Empfehlung: Dateien behalten. Bei einem Fahrzeugprofil, einem Fahrtenbuch und einer Tankhistorie ist Lesbarkeit mehr wert als Migrationskomfort — und die vorhandene Sicherungslogik bleibt gültig.

Unabhängig davon: Fahrten und Tankvorgänge gehören nicht in Entitäts-Attribute (16-KB-Grenze, siehe frontend_veroeffentlichung.py), sondern hinter einen HomeAssistantView. Das ist zugleich die saubere Schnittstelle für die Companion-App, die heute Attribut-Blobs auslesen muss.

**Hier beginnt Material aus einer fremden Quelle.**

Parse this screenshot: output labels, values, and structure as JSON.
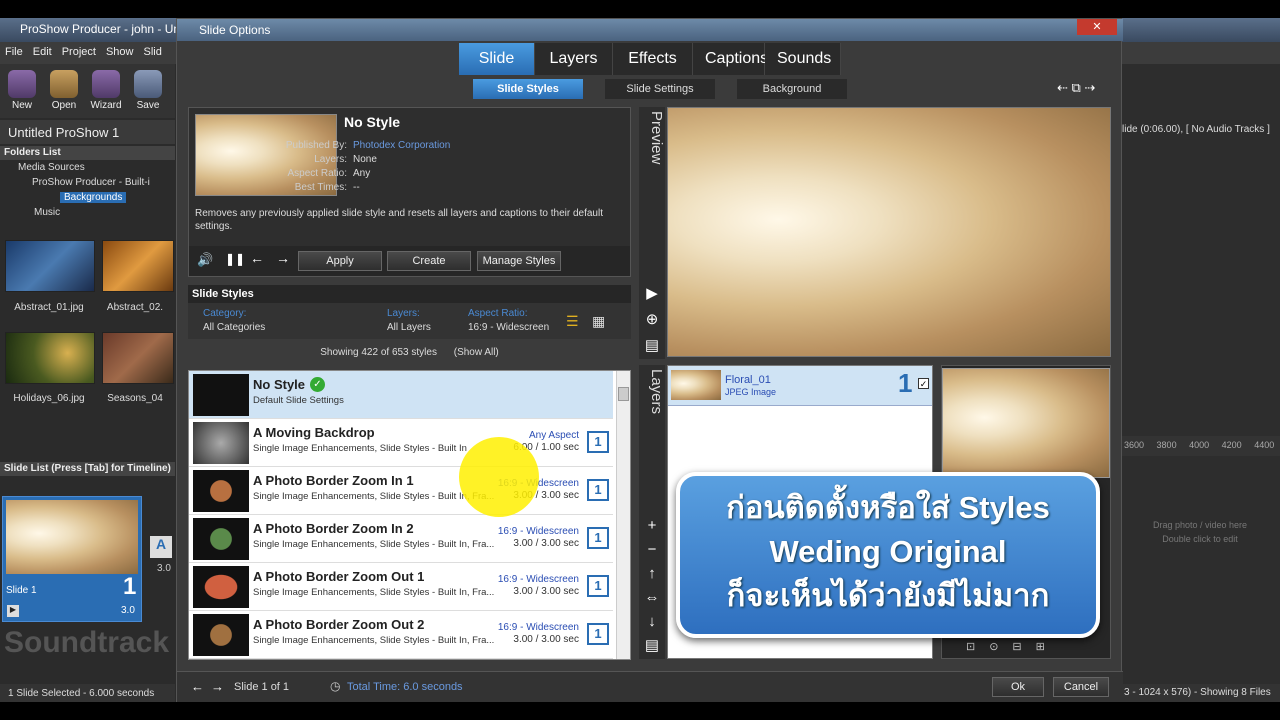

7. Was dabei konstruktionsbedingt verschwindet

Aus REVIEW_main_2026-08-13.md:

  • Befund 1 (Speichern mit leerem Katalog löscht alle Zuordnungen) — der Konfigurationsdialog validiert serverseitig, ein leeres Formular kommt gar nicht durch.
  • Befunde 2 und 5 (Zurücksetzen wirkungslos bzw. zu stark) — die setattr-Override-Ebene entfällt komplett; HA verwaltet Optionen selbst.
  • Befunde 3 und 4 (falsche Vorbelegung, beliebige Sensoren) — HAs Entity-Picker schlägt nichts vor, der Nutzer wählt; exclude_entities verhindert Doppelbelegung.
  • Befund 7 (kaputte entitaeten.json legt das Panel lahm) — die Datei existiert nicht mehr.
  • Der Neustart-Zwang bei den drei triggergebundenen Feldern — add_update_listener lädt die Integration neu und registriert die Horcher dabei mit den neuen Entity-IDs.

Nicht gelöst werden dadurch: die Frontend-Befunde (Standort-Dauerfeuer, Barrierefreiheit, .navmarke) — das Frontend bleibt ja unverändert.

8. Aufwand und Reihenfolge

Realistisch einige Tage, nicht Wochen — der Großteil ist Umschreiben von Dekoratoren.

  1. Zuerst die drei Setup-Fehler roh fixen. Erledigt am 2026-08-13 — siehe REVIEW_main_2026-08-13.md. Die Instanz läuft bis zur Umstellung ohne den Datenverlust-Pfad, der Zeitdruck ist damit raus.
  2. Gerüst aufsetzen: manifest.json, config_flow.py, Panel- und Dateiregistrierung. Die pyscript-Skripte laufen dabei zunächst unverändert weiter.
  3. Logik Datei für Datei herüberziehen, beginnend mit fahrtabschluss_logik.py — dort verschwinden Token und blockierender Aufruf zuerst.
  4. update.py gegen das Gitea-Repository.
  5. api.py für die Companion-App, sobald diese so weit ist.

Was dabei zu beachten ist

  • Neuladen im laufenden Betrieb entfällt. pyscript lädt bei jeder Dateiänderung neu; eine Integration braucht einen Neustart oder ein Neuladen. Beim Entwickeln spürbar, im Betrieb egal.
  • Die Companion-App liest heute pyscript.audi_dashboard_*. Werden daraus eigene Entitäten oder ein eigener Endpunkt, ändert sich die Tabelle ENTITAETEN in companion-app/src/api/types.ts — eine Datei, überschaubar.
  • shell_beleg_parser.py wandert mit in die Integration. Heute liegt er unter /config/audi_dashboard/ und wird von keinem Update-Pfad ausgeliefert (siehe Review) — als Teil des Integrationsordners löst sich das mit.